Er klingelte ungestüm, und der Diener trat ein. »Meinen Apéritif, du Langweiler. Ich zahle dich nicht, damit du hier die Zeit verschläfst. Und zünde gefälligst die Lampen an – beweg dich!«
Zu Amélie sagte er, halb über die Schulter gewandt: »Ich gebe dir zehn Minuten ... und keine Sekunde mehr. Ich würde sagen, das zartgelbe Chiffonkleid mit dem bestickten Schal wäre heute passend.« Mit der einen Hand stürzte er den Süßwein hinunter, den der Diener ihm nun mit verdoppeltem Diensteifer auf einem Tablett reichte, mit der anderen packte er Amélie grob um die Taille und zog sie fest an sich: »Keine Mätzchen, meine Süße – und denk daran, dein lieber Richard kümmert sich einen Dreck um dich. Er hat nur versucht, seine eigene Haut in Sicherheit zu bringen. Das kannst du mir glauben. Ich habe seine Akte gelesen. Früher oder später landet er ja doch unter der Guillotine. Aber nun komm – lass uns keine Zeit mit solchen Lappalien verschwenden ...«
Er beugte sich zu ihr, bog sie gewaltsam in seinen Armen und versuchte, sie zu küssen. Amélies Lippen zitterten unter seiner Berührung, und sie warf verachtungsvoll den Kopf zurück, um ihm auszuweichen. Doch ihr Widerstand reizte Fabre, er packte sie und riss den Ausschnitt ihres Kleides mit einem harten Griff von ihren Schultern, um ihren Busen zu entblößen.
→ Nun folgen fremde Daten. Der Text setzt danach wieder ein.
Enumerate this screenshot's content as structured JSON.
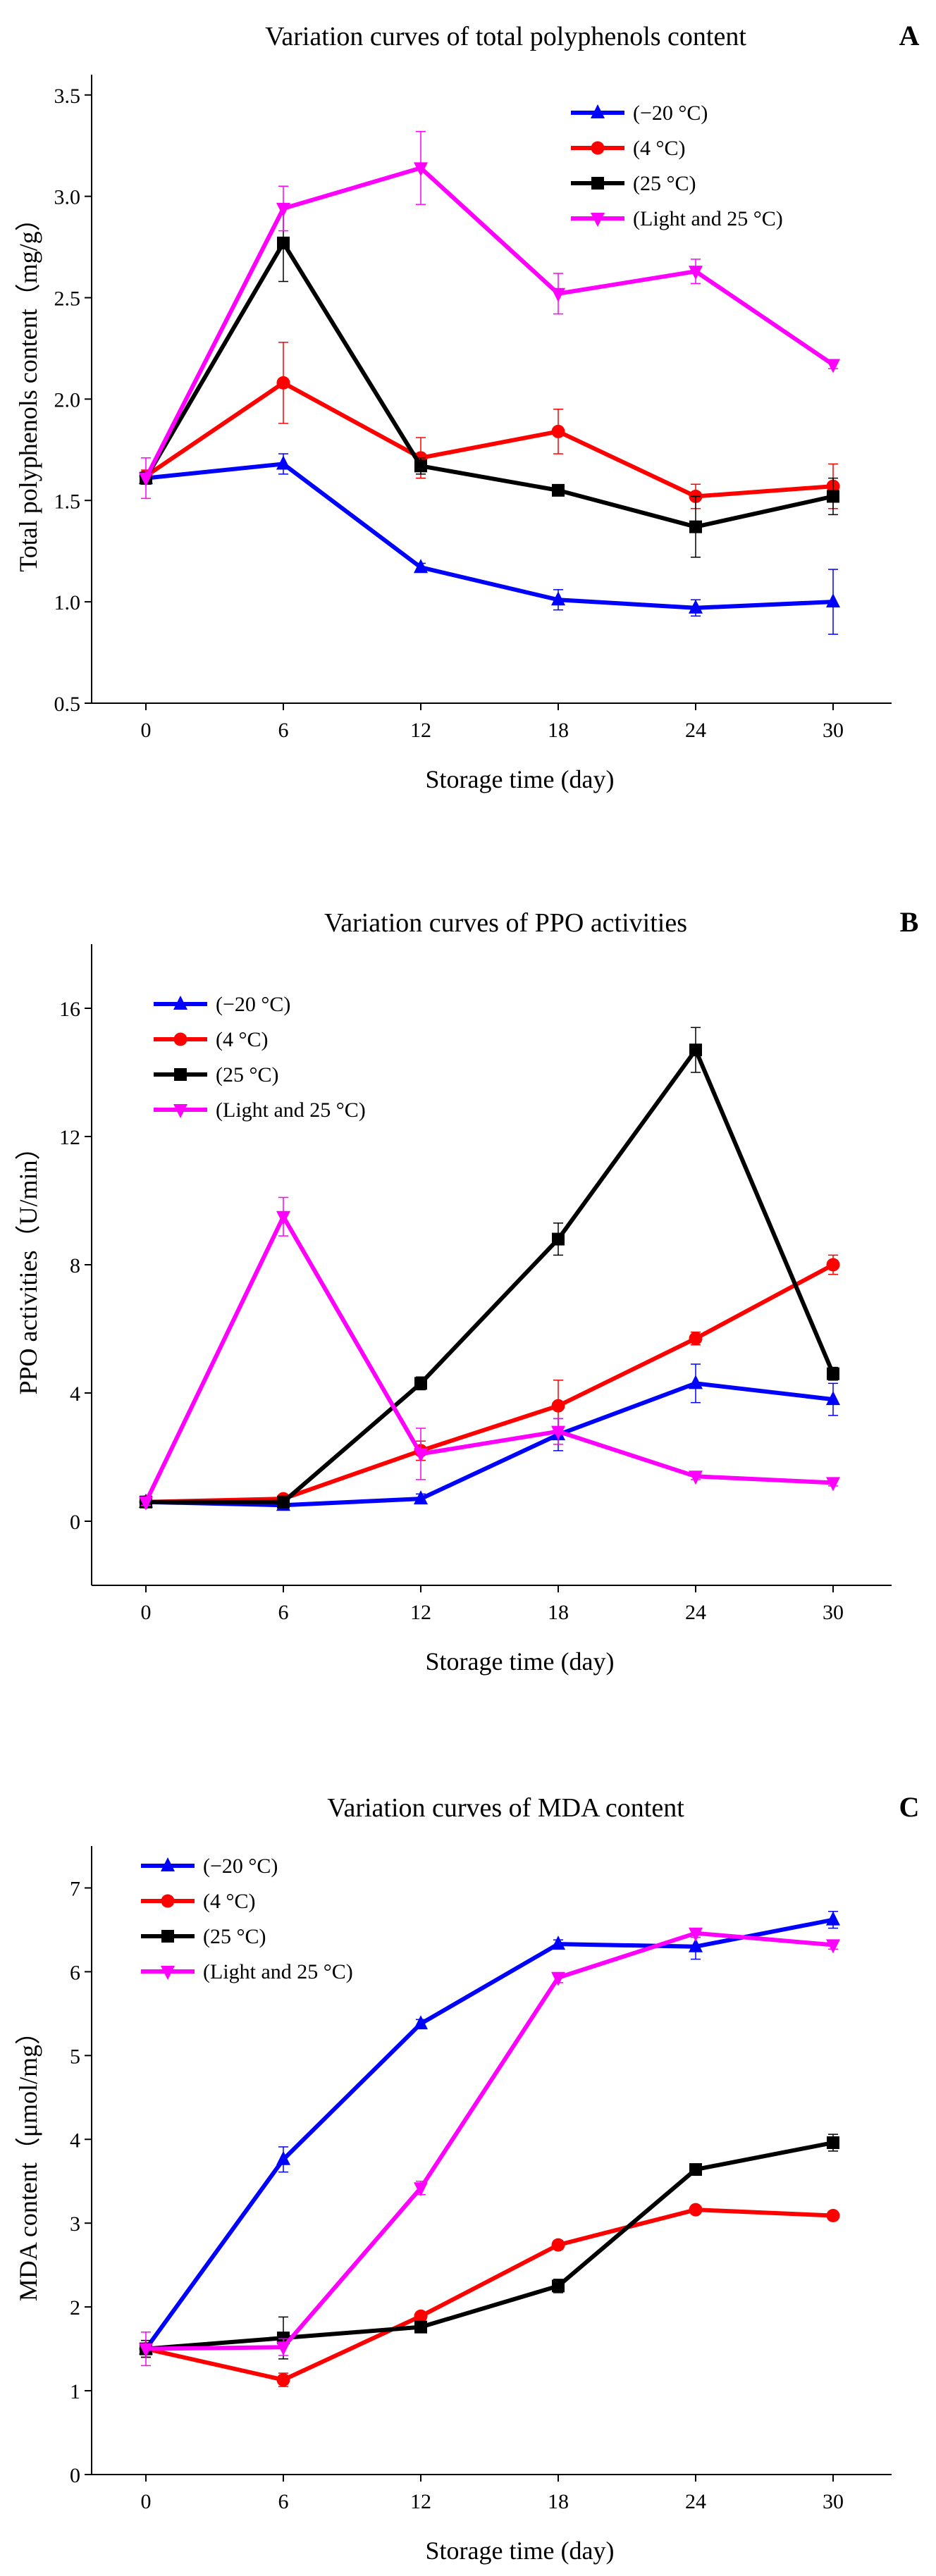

»Du bist schön, wenn du traurig bist!«, stieß er mit rauer Stimme hervor, während seine Blicke ihre nackten Brüste streiften, die sich vor Erregung hoben und senkten. Fabres Atem ging schneller, seine Augen verschleierten sich leicht, und er ließ seine Hände langsam über ihre samtige, im Halbdunkel hell leuchtende Haut gleiten, sanft ihre Brustwarzen liebkosend.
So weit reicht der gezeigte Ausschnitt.